Kenneth R Clew ( David & Charles: Newton Abbot) The Somersetshire Coal Canal and Railways, pp. 80 & 94) The success of the canal can, perhaps, be explained by the absence of any competition prior to the arrival of the railways, when it was the only route by which a large number of collieries were able to gain any access to markets beyond.

of 41 results for Books: "somerset canal" Skip to main search results Amazon Prime. Somersetshire Coal Canal Rediscovered: A Walker's Guide. by Niall Allsop Somersetshire Coal Canal and Railways (Inland Waterways History) by Kenneth R.

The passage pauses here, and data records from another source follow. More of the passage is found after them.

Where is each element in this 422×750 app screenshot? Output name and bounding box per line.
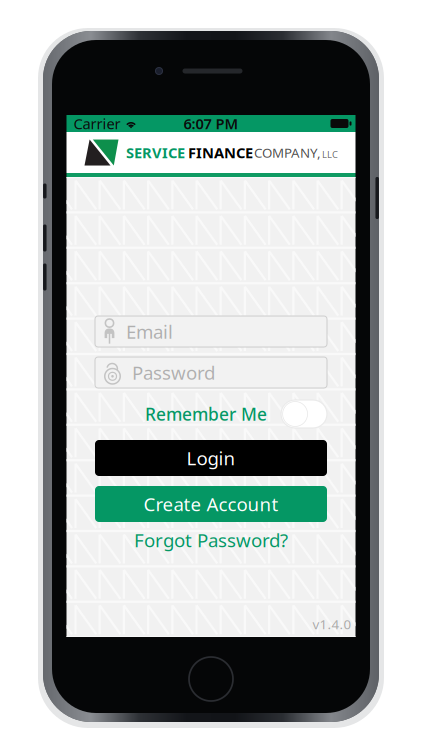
staticText: COMPANY, <box>254 144 321 161</box>
staticText: SERVICE <box>126 143 185 162</box>
staticText: Carrier <box>74 114 120 133</box>
staticText: Login <box>186 446 236 470</box>
staticText: FINANCE <box>188 143 253 162</box>
staticText: v1.4.0 <box>312 615 352 633</box>
button[interactable]: Forgot Password? <box>95 529 327 551</box>
button[interactable]: Password <box>95 357 327 388</box>
staticText: Remember Me <box>145 402 267 426</box>
button[interactable]: Login <box>95 440 327 476</box>
button[interactable]: Remember Me toggle <box>281 400 327 428</box>
staticText: Password <box>132 360 215 385</box>
staticText: Email <box>126 319 173 344</box>
staticText: LLC <box>322 148 338 161</box>
staticText: 6:07 PM <box>184 114 238 133</box>
staticText: Forgot Password? <box>134 528 288 552</box>
button[interactable]: Create Account <box>95 486 327 522</box>
staticText: Create Account <box>144 492 278 516</box>
button[interactable]: Email <box>95 316 327 347</box>
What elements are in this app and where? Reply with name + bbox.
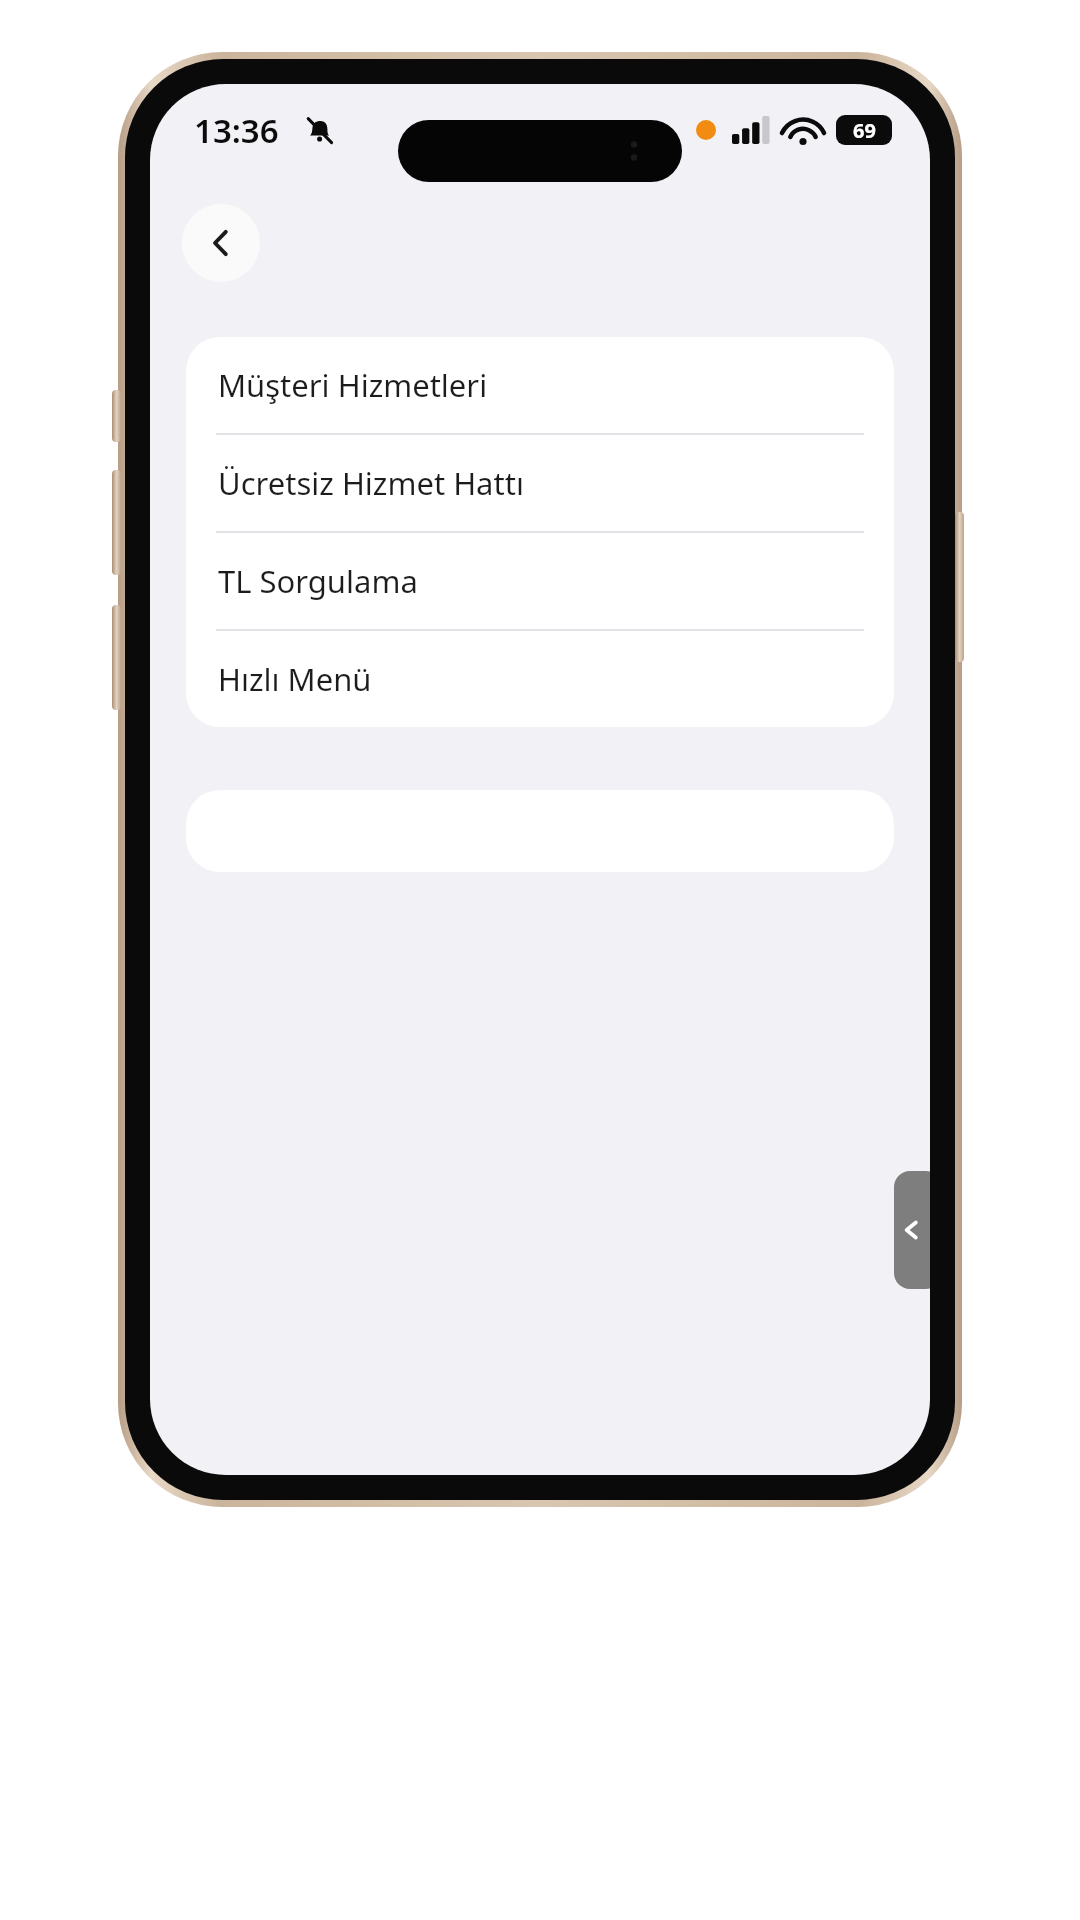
button[interactable]: Back gesture — [894, 1171, 930, 1289]
staticText: Müşteri Hizmetleri — [218, 364, 488, 406]
button[interactable]: Back — [182, 204, 260, 282]
button[interactable]: TL Sorgulama — [186, 533, 894, 629]
staticText: TL Sorgulama — [218, 560, 418, 602]
staticText: Hızlı Menü — [218, 658, 372, 700]
staticText: 69 — [853, 117, 876, 144]
staticText: 13:36 — [194, 108, 279, 153]
staticText: Ücretsiz Hizmet Hattı — [218, 462, 524, 504]
button[interactable]: Hızlı Menü — [186, 631, 894, 727]
button[interactable]: Ücretsiz Hizmet Hattı — [186, 435, 894, 531]
button[interactable]: Müşteri Hizmetleri — [186, 337, 894, 433]
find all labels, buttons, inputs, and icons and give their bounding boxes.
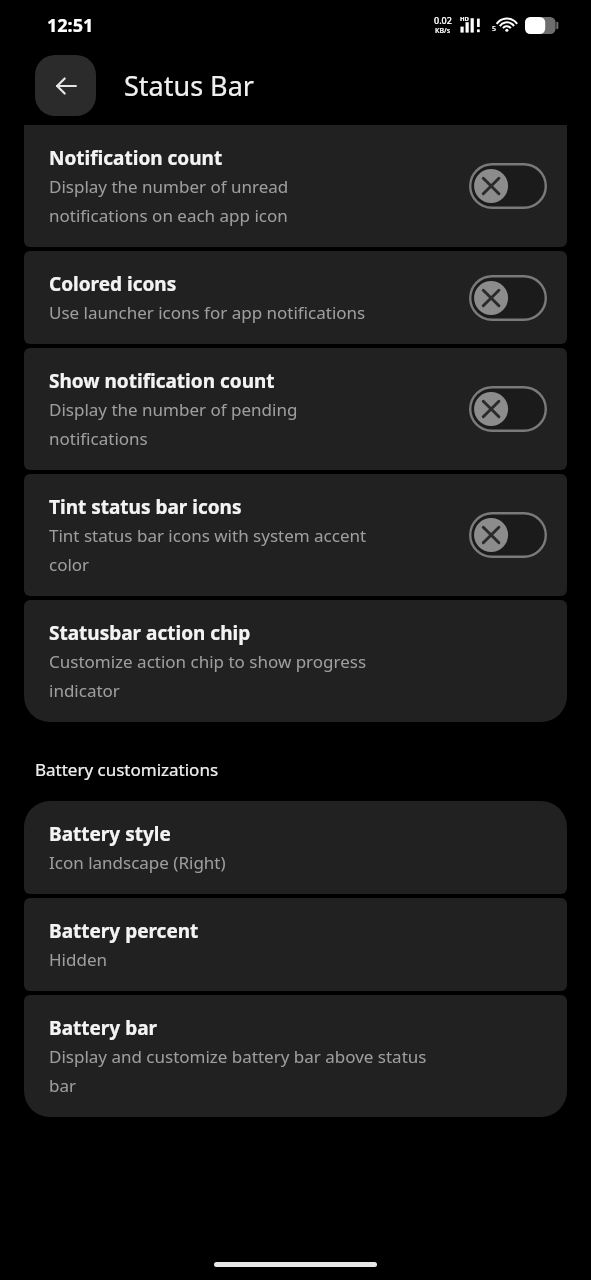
- staticText: Show notification count: [49, 368, 275, 394]
- staticText: Tint status bar icons with system accent…: [49, 524, 367, 576]
- staticText: Hidden: [49, 948, 107, 971]
- staticText: Use launcher icons for app notifications: [49, 301, 366, 324]
- staticText: Display the number of pending notificati…: [49, 398, 298, 450]
- staticText: Statusbar action chip: [49, 620, 251, 646]
- button[interactable]: Tint status bar icons: [24, 474, 567, 596]
- staticText: Icon landscape (Right): [49, 851, 226, 874]
- staticText: Battery percent: [49, 918, 199, 944]
- staticText: Status Bar: [124, 67, 254, 104]
- staticText: Battery customizations: [35, 758, 219, 781]
- button[interactable]: Back: [35, 55, 96, 116]
- button[interactable]: Toggle off: [469, 386, 547, 432]
- staticText: 12:51: [47, 13, 94, 38]
- staticText: 0.02: [434, 14, 452, 26]
- button[interactable]: Statusbar action chip: [24, 600, 567, 722]
- button[interactable]: Notification count: [24, 125, 567, 247]
- button[interactable]: Colored icons: [24, 251, 567, 344]
- staticText: Battery bar: [49, 1015, 158, 1041]
- button[interactable]: Battery style: [24, 801, 567, 894]
- staticText: Customize action chip to show progress i…: [49, 650, 367, 702]
- staticText: Display and customize battery bar above …: [49, 1045, 427, 1097]
- staticText: Display the number of unread notificatio…: [49, 175, 289, 227]
- button[interactable]: Toggle off: [469, 275, 547, 321]
- staticText: Notification count: [49, 145, 223, 171]
- staticText: KB/s: [435, 26, 451, 36]
- button[interactable]: Show notification count: [24, 348, 567, 470]
- staticText: Battery style: [49, 821, 171, 847]
- staticText: HD: [460, 15, 469, 23]
- button[interactable]: Battery bar: [24, 995, 567, 1117]
- button[interactable]: Battery percent: [24, 898, 567, 991]
- button[interactable]: Toggle off: [469, 163, 547, 209]
- staticText: Tint status bar icons: [49, 494, 242, 520]
- staticText: 5: [492, 24, 497, 34]
- button[interactable]: Toggle off: [469, 512, 547, 558]
- staticText: Colored icons: [49, 271, 177, 297]
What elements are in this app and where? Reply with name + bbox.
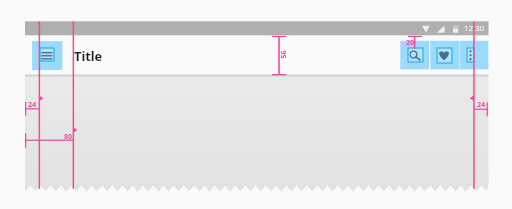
- staticText: 24: [477, 99, 486, 109]
- staticText: 20: [406, 37, 415, 47]
- staticText: 12:30: [464, 23, 485, 34]
- button[interactable]: Search: [408, 48, 423, 62]
- button[interactable]: More options: [467, 48, 474, 62]
- staticText: 24: [28, 99, 37, 109]
- staticText: Title: [74, 47, 103, 64]
- button[interactable]: Open navigation menu: [40, 48, 54, 61]
- staticText: 80: [64, 131, 73, 141]
- button[interactable]: Favorite: [437, 48, 452, 63]
- button[interactable]: Title: [74, 47, 103, 64]
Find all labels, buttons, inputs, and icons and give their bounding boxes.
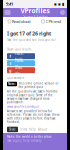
staticText: This is the online version of the printe…: [18, 82, 58, 89]
staticText: About: [38, 128, 47, 131]
staticText: Take the quiz and see how you do!: [7, 38, 56, 42]
staticText: VProfiles: [20, 6, 50, 15]
staticText: Share your results: [7, 48, 31, 51]
button[interactable]: Terms: [20, 128, 27, 131]
button[interactable]: CPfriend: [35, 17, 67, 26]
staticText: ▪ ▪ ▮: [54, 2, 64, 6]
staticText: Take a quiz, help a charity: [7, 139, 41, 142]
staticText: Make the world a better place: [7, 135, 52, 138]
staticText: Help: [29, 128, 36, 131]
staticText: Note:: [8, 82, 16, 86]
staticText: Answers are provided below for reference…: [7, 110, 60, 124]
staticText: I got 17 of 26 right: [7, 30, 51, 37]
staticText: Share: [9, 128, 16, 131]
staticText: t: [10, 60, 12, 66]
staticText: Quizzes & Profiles: [22, 15, 48, 19]
button[interactable]: About: [38, 128, 47, 131]
staticText: Twitter: [14, 58, 24, 68]
staticText: 9:41: [6, 1, 13, 7]
staticText: Quiz answers: [7, 76, 24, 80]
staticText: Read aloud: [12, 19, 30, 24]
button[interactable]: Search: [58, 8, 67, 16]
staticText: g: [9, 68, 12, 73]
button[interactable]: Share: [7, 127, 18, 132]
staticText: www.vprofiles.com/quiz: [7, 105, 39, 108]
staticText: All the questions are taken from the ori…: [7, 90, 58, 104]
staticText: f: [10, 54, 12, 59]
staticText: Facebook: [14, 51, 24, 62]
staticText: Google: [14, 65, 22, 76]
staticText: CPfriend: [46, 19, 60, 24]
button[interactable]: f: [7, 53, 35, 59]
button[interactable]: t: [7, 60, 35, 66]
staticText: Terms: [20, 128, 27, 131]
button[interactable]: Menu: [3, 8, 12, 16]
button[interactable]: Help: [29, 128, 36, 131]
button[interactable]: Read aloud: [3, 17, 35, 26]
button[interactable]: g: [7, 67, 35, 73]
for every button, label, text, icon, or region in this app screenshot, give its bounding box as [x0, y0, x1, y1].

Clew | 16 Apr out of 5 stars 1. Hardcover More buying choices £ (9 used offers). The Somersetshire Coal Canal A Second Pictorial Journey. Roger Halse 56 pages Softback Originally published by Millstream, this is a delightful collection of images of the Somersetshire Coal Canal, built at the beginning of the Eighteenth Century and closed by railway competition by.

The Somersetshire Coal Canal ad Railways. We are in the process of reviewing this item.Known as the Somersetshire Coal Canal, this project was to have important consequences for the parish of Timsbury.

The route of the main line of the canal was surveyed by John Rennie and assisted by William Smith, who later became famous for being the ‘Father of English Geology’.This account traces the origins of the line against the background of the Somerset Coalfield and the Somersetshire Coal Canal, the complicated evolution of the Bristol & North Somerset Company, and details the Camerton branch until the early years of the present ts headings are as follows - 1.

The Somersetshire Coalfield and Canal.